Upon appeal, the Commissioner of Income Tax (Appeals) [CIT(A)] examined the evidence and found that the loans were opening balances as of 01.04.2012 and were repaid on 12.04.2013. The CIT(A) noted that no new credits were made during the financial year under assessment (FY 2012-13), thus the provisions of Section 68 were not applicable. The CIT(A) stated, "No amount has been credited in the year under reference and therefore no addition can be made u/s 68 in respect of these accounts." Consequently, the addition was deleted.

The Tribunal upheld the CIT(A)'s decision, noting that the unsecured loans were indeed opening balances and there were no changes during the FY 2012-13. The Tribunal found no infirmity in the CIT(A)'s order and rejected the grounds raised by the Revenue on this issue.

2. Deletion of addition made under Section 41(1) for outstanding sundry creditors:
The AO observed that sundry creditors amounting to Rs.15,81,908/- were outstanding for more than three years and concluded that these liabilities were no longer payable.

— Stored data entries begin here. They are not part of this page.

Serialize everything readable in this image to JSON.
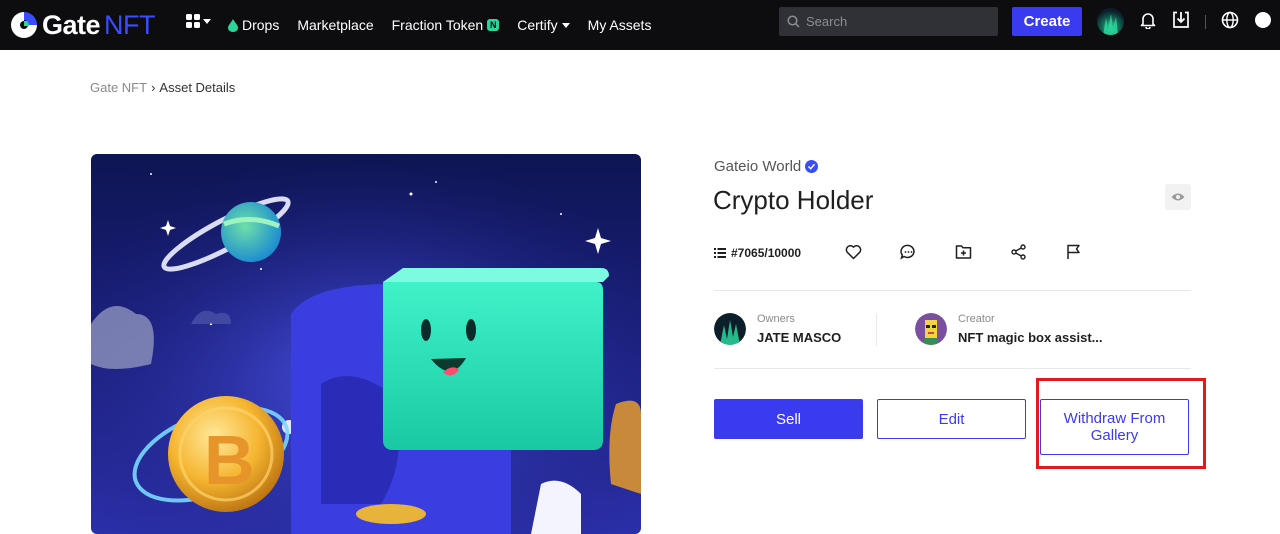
{
  "nav": {
    "logo_gate": "Gate",
    "logo_nft": "NFT",
    "menu": [
      {
        "label": "Drops",
        "icon": "drop-icon"
      },
      {
        "label": "Marketplace"
      },
      {
        "label": "Fraction Token",
        "badge": "N"
      },
      {
        "label": "Certify",
        "caret": true
      },
      {
        "label": "My Assets"
      }
    ],
    "search_placeholder": "Search",
    "create_label": "Create"
  },
  "breadcrumb": {
    "root": "Gate NFT",
    "current": "Asset Details"
  },
  "asset": {
    "collection": "Gateio World",
    "title": "Crypto Holder",
    "edition": "#7065/10000",
    "owner_label": "Owners",
    "owner_name": "JATE MASCO",
    "creator_label": "Creator",
    "creator_name": "NFT magic box assist..."
  },
  "actions": {
    "sell": "Sell",
    "edit": "Edit",
    "withdraw": "Withdraw From Gallery"
  },
  "colors": {
    "accent": "#3a3af0",
    "nav_bg": "#0d0d0f",
    "highlight": "#e01b1b",
    "badge": "#2bd69b"
  }
}
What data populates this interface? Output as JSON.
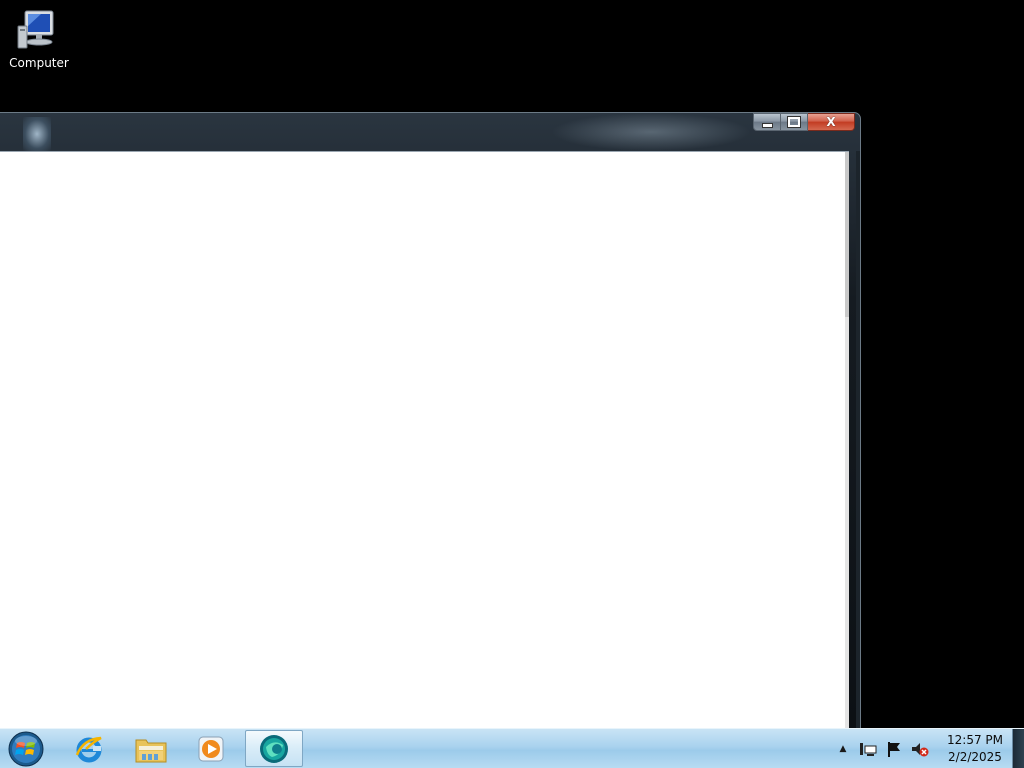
{
  "desktop": {
    "icons": [
      {
        "label": "Computer",
        "icon": "computer-icon"
      }
    ]
  },
  "window": {
    "caption_buttons": {
      "minimize": "minimize-icon",
      "maximize": "maximize-icon",
      "close": "close-icon",
      "close_glyph": "X"
    }
  },
  "taskbar": {
    "start": "windows-start-orb-icon",
    "pinned": [
      {
        "icon": "internet-explorer-icon"
      },
      {
        "icon": "windows-explorer-folder-icon"
      },
      {
        "icon": "windows-media-player-icon"
      },
      {
        "icon": "browser-app-icon",
        "active": true
      }
    ],
    "tray": {
      "chevron": "▲",
      "icons": [
        "network-icon",
        "action-center-flag-icon",
        "volume-muted-icon"
      ],
      "time": "12:57 PM",
      "date": "2/2/2025"
    }
  },
  "colors": {
    "taskbar": "#a9d2ee",
    "window_frame": "#151b21",
    "close_button": "#c23b22",
    "client_bg": "#ffffff"
  }
}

Thus, the AO invoked Section 41(1) of the Act, treating these amounts as income of the assessee.

The CIT(A) deleted the addition, relying on the decision of the Hon'ble Delhi High Court in the case of Vardhaman Overseas Ltd. (343 ITR 401). The CIT(A) noted that an addition under Section 41(1) can only be made when the amount has been written off by the assessee in its books of accounts. The CIT(A) quoted the High Court's judgment, emphasizing that a unilateral action by the debtor cannot bring about a cessation or remission of liability unless the creditor agrees, there is a legal discharge, or the debtor unequivocally declares non-payment.

The Tribunal agreed with the CIT(A)'s application of the Vardhaman Overseas Ltd. case, confirming that the legal position requires the liability to be written off in the books for Section 41(1) to apply. The Tribunal found no infirmity in the CIT(A)'s order and sustained the deletion of the addition made under Section 41(1).

Conclusion:
The Tribunal dismissed the Revenue's appeal, upholding the CIT(A)'s decisions on both issues. The deletion of the addition of unsecured loans under Section 68 and the deletion of the addition for outstanding sundry creditors under Section 41(1) were both sustained, as the conditions for invoking these sections were not met in the assessee's case.